There is a certain amount of symbiosis between the consumer and enterprise wireline access market, especially from my viewpoint in the UK, given the wholesale market backdrop of the Openreach monopoly. However, the customer behaviour and attitude to cost is different. Whereas consumers have unpredictable binges on media content, enterprises have IT policies, with more tightly controlled, monitored and therefore predictable traffic patterns. So, in a tough economic climate, pay per drink should be attractive to the enterprise.
Here are my relevant observations from the field:
- It is getting messy out there. Fierce price competition is not going away; enterprise customers have become extremely picky, sales cycles have become longer, and operators are desperately trying to reduce install and recurring costs to close deals.
- Price sensitivity means there is much more activity at the point where “business” broadband (copper access) meet fiber access services. Less attention is being paid to the SLA and business-grade suitability of services.
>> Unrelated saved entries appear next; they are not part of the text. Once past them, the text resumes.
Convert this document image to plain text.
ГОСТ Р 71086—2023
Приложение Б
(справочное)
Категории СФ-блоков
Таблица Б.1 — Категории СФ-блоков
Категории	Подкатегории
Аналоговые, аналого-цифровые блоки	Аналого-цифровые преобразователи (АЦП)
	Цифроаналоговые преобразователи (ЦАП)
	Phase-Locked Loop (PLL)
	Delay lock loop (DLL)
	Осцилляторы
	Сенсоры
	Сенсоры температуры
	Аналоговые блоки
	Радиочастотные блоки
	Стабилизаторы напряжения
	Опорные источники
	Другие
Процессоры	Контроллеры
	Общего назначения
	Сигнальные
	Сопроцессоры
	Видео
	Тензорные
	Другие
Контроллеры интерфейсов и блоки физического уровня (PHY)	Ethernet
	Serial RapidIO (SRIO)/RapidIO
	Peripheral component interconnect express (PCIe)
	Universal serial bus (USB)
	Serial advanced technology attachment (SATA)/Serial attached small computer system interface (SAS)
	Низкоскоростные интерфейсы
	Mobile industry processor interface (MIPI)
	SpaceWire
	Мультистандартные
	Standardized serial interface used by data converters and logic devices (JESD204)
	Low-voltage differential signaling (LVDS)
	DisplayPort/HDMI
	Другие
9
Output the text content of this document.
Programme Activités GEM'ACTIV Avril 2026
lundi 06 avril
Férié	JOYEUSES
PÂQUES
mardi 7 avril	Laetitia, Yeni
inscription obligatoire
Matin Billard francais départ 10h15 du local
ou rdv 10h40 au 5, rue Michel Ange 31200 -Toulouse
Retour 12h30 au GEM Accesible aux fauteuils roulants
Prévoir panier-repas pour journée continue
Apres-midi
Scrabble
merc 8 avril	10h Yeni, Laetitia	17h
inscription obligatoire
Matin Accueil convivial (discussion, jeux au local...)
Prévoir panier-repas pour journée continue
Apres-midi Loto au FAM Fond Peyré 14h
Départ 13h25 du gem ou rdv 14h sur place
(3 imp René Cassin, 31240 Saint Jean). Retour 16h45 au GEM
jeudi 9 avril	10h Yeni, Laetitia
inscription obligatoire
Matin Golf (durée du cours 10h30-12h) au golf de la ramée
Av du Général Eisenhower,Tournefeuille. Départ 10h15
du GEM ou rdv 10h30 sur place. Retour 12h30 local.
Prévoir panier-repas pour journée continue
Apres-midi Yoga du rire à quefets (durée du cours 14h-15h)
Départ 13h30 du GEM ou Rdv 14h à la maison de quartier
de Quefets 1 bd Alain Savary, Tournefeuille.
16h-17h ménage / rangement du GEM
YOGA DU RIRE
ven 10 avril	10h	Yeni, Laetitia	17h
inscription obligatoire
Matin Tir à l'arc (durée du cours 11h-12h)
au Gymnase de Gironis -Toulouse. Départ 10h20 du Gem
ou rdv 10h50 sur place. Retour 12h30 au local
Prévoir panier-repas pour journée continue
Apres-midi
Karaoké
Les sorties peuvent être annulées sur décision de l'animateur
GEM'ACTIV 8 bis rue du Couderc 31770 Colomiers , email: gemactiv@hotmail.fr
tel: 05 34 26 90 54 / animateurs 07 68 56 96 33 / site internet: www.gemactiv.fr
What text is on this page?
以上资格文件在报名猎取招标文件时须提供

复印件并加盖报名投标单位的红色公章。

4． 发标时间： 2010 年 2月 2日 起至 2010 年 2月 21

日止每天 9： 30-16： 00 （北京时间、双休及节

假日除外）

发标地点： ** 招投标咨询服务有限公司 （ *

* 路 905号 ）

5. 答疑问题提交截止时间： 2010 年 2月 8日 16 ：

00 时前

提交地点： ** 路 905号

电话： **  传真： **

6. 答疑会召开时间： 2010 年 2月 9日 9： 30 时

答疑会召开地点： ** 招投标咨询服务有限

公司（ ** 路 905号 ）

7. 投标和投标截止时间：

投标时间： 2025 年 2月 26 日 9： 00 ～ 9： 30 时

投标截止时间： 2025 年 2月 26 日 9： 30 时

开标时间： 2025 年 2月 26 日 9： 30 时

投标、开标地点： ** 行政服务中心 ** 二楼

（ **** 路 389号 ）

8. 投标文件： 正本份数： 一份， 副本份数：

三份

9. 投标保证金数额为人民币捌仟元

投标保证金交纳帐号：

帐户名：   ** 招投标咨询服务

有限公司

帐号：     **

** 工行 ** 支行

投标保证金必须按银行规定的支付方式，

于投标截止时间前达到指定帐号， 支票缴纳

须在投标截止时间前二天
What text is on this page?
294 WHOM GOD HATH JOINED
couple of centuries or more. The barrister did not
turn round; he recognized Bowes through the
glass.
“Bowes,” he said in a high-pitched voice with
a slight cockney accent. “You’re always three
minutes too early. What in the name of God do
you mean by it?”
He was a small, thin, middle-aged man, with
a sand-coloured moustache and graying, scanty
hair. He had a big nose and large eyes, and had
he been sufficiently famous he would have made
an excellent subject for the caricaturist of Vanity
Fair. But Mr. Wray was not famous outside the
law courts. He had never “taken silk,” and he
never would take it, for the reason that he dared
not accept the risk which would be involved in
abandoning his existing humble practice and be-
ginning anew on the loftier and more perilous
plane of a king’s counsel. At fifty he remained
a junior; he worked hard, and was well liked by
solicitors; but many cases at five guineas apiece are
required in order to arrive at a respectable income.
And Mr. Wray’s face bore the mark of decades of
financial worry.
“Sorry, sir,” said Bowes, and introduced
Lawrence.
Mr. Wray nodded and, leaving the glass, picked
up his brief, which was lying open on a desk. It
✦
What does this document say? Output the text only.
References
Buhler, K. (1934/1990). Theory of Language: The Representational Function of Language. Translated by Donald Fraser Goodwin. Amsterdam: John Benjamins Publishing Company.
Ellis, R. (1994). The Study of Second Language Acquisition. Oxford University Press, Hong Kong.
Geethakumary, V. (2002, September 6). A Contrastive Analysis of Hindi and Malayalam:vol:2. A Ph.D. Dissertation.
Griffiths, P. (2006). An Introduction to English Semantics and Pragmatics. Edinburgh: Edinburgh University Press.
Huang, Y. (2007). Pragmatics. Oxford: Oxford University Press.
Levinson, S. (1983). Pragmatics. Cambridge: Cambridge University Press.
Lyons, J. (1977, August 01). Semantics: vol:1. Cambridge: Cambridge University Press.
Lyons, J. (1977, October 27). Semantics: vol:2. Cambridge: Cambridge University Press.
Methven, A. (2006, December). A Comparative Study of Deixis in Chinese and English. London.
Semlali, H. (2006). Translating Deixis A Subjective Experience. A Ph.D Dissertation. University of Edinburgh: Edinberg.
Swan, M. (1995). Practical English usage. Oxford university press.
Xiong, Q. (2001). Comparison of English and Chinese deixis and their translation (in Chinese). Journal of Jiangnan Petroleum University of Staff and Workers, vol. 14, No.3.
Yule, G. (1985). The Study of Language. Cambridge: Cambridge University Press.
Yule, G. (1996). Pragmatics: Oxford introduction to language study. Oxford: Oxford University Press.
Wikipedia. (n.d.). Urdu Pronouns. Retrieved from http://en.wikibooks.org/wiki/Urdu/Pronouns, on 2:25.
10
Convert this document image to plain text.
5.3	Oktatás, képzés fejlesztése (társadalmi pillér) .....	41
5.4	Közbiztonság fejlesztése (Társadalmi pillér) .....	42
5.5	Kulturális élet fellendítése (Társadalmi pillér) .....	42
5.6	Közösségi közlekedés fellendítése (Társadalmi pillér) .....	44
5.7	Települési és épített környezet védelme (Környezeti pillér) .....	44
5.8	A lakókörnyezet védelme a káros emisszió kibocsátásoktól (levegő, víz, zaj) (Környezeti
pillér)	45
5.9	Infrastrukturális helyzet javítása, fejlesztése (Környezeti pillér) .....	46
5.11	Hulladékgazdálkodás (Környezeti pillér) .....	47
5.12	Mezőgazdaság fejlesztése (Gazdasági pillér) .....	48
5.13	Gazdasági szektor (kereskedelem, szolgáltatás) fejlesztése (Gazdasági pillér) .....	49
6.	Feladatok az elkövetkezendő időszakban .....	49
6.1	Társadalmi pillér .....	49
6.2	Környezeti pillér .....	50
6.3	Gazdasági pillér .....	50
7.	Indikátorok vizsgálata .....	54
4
- There is clearly strong demand for more flexible pricing structures in enterprise services. The price gap between 10Mb and 100Mb fiber access is a major sticking point. Why must we pick from the set menu of 10/100/1000Mb fibre access?
It seems clear that any kind of pricing innovation in enterprise wireline would be very gladly received right now. I would say most IT Directors do not make the same irrational decisions that consumers might. This is a numbers game. Overpaying for a collection of underutilised 100Mb fiber access circuits at £2-3k install and up to £5-20k annually is a totally different matter to free install and £300 per year for home broadband.
I can’t say that metered fiber access is inevitable any time soon – too much is dependant on the wholesale pricing – but I’d say that the customer motivation to drive this is much stronger in the high bandwidth market.
Are any UK operators up to the challenge of being the first to offer usage based charging for enterprise, without waiting for Ofcom and Openreach to change the game?
Joe sent me a message to reinforce the point out that he was referring to wireline *and* wireless broadband, where tiered pricing is already taking hold. Point noted!